Guitar rock songs aren’t necessarily meant to drive dance floors crazy. However, not all guitar-driven rock songs are “Faith.” Similar to “Freedom ’90,” there’s a video that’s key to “Faith’s” excellence. George Michael morphing from neon-short and “CHOOSE LIFE” t-shirt wearing member of Wham into five o’clock shadow-having, leather jacket, sunglasses and cowboy boot-clad booty-shaking solo star was something else. In the era just past America’s roots rocker-to-dance maniac story Footloose being a huge hit, Michael’s song and look as an US star-maker makes sense.
’80s Brit-pop duo Wham! were known for making everything from rap to pop during their six-year run. However, it’s their 1984-released tropical soul single “Everything She Wants” that revealed not only Michael’s standout solo voice, but as well the idea that Michael had much more to offer as a singer-songwriter. Production-wise it, alongside songs from the likes of Culture Club and The Police, amazingly showcased the Carribean influence on UK pop. It’s a (somewhat) hidden gem of a song that is absolutely deserving of praise.
Most pop songs about hooking up don’t include the lyric “sex is best when it’s one on one” to imply that monogamy is best. But, then again, most pop stars aren’t at George Michael’s level of appeal to both sexes in 1986. “I Want Your Sex” is Michael’s post-Wham! solo debut, and did everything to distance him from the finger-snapping pop of his former group. A top-ten dance song in every country in which it charted, it set a standard that he oftentimes met and amazingly enough, exceeded, during his career.

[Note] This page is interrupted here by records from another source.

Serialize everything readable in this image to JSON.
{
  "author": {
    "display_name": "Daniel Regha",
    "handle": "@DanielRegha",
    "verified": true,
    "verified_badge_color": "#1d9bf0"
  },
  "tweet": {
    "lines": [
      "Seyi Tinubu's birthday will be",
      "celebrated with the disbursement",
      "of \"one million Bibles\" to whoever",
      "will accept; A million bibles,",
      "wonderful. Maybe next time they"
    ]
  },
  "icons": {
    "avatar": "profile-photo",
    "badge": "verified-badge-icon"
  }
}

In 1965, Motown legends Smokey Robinson and The Miracles released “Going To A Go-Go.” 20 years later, George Michael and Andrew Ridgeley mirrored that song’s style and feel for “Wake Me Up Before You Go-Go.” There’s something in how the 1985 song’s saxophones and guitars hop out of the speakers and attack the emotions of the listener that makes it a winner. Throw the brightest of pop vocals on top and it’s a next-level Michael smash that set the table for everything that followed.